U.S.-backed forces in Syria moved to retake the very last patch the Islamic State’s self-declared caliphate in Syria, advancing on the terror group’s remaining fighters late Friday.

 

The final assault, announced on Twitter by Syrian Democratic Force spokesman Mustafa Bali, began just a day after the lead commander said the northeast Syrian village of Baghuz would be liberated within a week.

 

“After evacuation of thousands of civilians and our comrades who held hostage in #Baghouz, operation to clear the last remaining pocket of ISIS has just started at 18:00 this evening,” Bali wrote.

 

After evacuation of thousands of civilians and our comrades who held hostage in #Baghouz, operation to clear the last remaining pocket of ISIS has just started at 18:00 this evening.

 

— Mustafa Bali (@mustefabali) March 1, 2019


The U.S.-led coalition declined to provide any update late Friday, saying it was too early to assess the operation’s progress.

 

SDF officials have been bracing for a difficult fight, saying their troops are likely to encounter some of the Islamic State’s most dedicated and hardened fighters, aided by booby traps, improvised explosive devices and an extensive system of tunnels and caves.

 

Sources close to SDF officials on the ground told VOA there is grave concern that an unknown number of IS fighters may be hiding below ground in a network that may extend for more than two kilometers.

 

SDF and coalition officials had estimated more than a week ago that Baghuz held only about 300 IS fighters, as well as a few thousand civilians. But in the past week alone more than 13,000 civilians have fled the enclave.

 

Some had been telling SDF officials as late as Thursday that the tunnels remained packed with civilians.

 

The final assault on Baghuz also comes just a day after U.S. President Donald Trump told U.S. soldiers that the final shred of the IS caliphate had already fallen.
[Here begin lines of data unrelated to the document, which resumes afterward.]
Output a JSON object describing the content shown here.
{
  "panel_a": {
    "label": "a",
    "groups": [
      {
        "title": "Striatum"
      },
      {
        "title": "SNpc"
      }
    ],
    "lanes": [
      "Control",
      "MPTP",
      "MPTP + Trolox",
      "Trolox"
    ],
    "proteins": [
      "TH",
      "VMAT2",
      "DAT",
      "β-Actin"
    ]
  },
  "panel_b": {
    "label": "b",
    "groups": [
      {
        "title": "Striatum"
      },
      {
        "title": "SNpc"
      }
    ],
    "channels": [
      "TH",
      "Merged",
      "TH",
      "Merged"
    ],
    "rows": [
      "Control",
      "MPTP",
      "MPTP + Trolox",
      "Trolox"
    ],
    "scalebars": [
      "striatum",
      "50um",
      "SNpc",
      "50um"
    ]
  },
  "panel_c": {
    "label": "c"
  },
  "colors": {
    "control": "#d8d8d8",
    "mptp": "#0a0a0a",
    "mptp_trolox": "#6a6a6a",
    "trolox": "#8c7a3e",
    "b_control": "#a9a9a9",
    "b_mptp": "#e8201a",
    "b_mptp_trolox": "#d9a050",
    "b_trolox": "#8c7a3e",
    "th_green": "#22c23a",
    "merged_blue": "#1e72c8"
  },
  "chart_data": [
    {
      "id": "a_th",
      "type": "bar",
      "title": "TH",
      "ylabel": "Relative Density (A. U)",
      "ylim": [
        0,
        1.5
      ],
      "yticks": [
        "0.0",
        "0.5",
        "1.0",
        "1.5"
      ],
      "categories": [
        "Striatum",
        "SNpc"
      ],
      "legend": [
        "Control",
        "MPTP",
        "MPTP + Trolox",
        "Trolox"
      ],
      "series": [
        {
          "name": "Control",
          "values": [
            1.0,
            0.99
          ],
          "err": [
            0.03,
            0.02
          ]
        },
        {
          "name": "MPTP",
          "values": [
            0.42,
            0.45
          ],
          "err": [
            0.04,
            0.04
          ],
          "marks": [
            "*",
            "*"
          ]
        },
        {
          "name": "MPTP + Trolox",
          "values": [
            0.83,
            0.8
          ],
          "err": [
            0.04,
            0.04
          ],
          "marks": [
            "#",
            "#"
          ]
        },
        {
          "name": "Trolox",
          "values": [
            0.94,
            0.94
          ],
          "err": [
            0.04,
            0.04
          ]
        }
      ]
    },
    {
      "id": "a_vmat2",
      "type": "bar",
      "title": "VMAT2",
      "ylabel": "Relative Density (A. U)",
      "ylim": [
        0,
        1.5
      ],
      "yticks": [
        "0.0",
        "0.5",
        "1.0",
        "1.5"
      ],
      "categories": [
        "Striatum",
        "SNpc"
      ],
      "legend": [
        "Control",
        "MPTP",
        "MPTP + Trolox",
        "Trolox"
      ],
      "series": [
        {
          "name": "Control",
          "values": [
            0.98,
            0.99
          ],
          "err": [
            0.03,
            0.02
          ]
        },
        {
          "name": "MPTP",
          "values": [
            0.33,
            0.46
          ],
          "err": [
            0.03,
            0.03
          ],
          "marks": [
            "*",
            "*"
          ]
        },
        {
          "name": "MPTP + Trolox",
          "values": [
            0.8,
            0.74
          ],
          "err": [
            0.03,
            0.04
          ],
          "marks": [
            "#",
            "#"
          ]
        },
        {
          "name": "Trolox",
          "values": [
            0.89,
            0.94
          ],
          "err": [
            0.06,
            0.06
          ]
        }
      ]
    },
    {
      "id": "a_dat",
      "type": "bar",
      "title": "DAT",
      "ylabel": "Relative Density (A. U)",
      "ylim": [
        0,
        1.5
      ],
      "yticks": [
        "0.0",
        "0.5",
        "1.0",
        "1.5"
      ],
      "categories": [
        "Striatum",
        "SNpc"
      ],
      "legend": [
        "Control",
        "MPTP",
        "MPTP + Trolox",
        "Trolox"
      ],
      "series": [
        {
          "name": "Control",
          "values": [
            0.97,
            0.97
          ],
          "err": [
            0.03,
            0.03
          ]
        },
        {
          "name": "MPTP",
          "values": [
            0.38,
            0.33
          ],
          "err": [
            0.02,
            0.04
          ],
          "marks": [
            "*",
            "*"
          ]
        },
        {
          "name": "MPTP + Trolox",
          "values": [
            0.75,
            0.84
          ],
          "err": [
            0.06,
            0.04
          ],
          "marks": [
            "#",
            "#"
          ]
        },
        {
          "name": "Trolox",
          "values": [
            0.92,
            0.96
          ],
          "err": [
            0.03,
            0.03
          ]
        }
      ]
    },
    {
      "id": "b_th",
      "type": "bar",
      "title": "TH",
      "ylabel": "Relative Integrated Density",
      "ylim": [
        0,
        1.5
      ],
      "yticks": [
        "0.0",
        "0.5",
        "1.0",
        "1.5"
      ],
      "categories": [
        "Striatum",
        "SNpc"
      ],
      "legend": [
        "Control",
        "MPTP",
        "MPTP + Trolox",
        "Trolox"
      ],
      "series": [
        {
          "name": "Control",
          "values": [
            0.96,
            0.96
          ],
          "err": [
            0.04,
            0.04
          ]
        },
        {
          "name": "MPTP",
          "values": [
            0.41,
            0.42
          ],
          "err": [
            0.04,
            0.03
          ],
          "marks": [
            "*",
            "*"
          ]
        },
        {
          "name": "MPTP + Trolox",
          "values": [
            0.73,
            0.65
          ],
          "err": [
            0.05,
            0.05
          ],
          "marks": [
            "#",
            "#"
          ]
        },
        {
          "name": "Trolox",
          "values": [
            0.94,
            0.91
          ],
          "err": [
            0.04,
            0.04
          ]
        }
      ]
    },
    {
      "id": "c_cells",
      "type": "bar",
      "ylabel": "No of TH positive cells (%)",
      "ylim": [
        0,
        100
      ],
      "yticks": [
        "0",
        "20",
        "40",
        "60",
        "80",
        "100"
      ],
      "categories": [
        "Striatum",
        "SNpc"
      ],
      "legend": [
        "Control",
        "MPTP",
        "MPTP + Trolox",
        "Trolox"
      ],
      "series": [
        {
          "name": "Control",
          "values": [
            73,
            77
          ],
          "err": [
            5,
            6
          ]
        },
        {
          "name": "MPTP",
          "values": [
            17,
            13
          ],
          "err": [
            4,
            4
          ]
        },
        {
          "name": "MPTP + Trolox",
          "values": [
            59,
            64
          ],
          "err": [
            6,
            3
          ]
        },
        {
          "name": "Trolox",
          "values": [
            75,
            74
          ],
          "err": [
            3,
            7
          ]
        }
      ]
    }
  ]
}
"We just took over, you know, you kept hearing it was 90 percent, 92 percent, the caliphate in #Syria. Now it's 100 percent,” he said while visiting with U.S. troops at Joint Base Elmendorf-Richardson in Alaska on Thursday.

 

"You saw what happened. Everybody saw. We have the whole thing," he added. “We did that in a much shorter period of time that it was supposed to be."

 

The comments, which barely caused a stir among the troops in attendance, quickly drew a sharp rebuke on Twitter from a spokesman with the YPG, a Kurdish militia that has contributed to the SDF, who berated the president’s “ignorance” regarding the battle front as “abhorrent.”

 

“Victory doesn’t seem to be coming in next days,” the YPG’s Zana Amedi warned via Twitter.

 

“ISIS is not simply laying down arms and surrendering,” he added, using an alternate acronym for the terror group. “They’re preparing to make a last stand which is making it harder to predict a quick ending.”

 

Judging by what we’re told by people fled, ISIS is not simply laying down arms and surrendering. Instead they’re preparing to make a last stand which is making it harder to predict a quick ending.

 

— zana amedi (@zana_med) February 28, 2019

 

Despite having been reduced to a small patch of land, IS has held on by using civilians as human shields and by using the tunnels and caves to launch occasional counterattacks against SDF forces.

 

“It is a very difficult and complex situation,” coalition spokesman, Col. Sean Ryan, told VOA Tuesday. “The threat remains as long as Daesh (IS) fighters have not given up in Baghuz and have the will and weapons to fight.”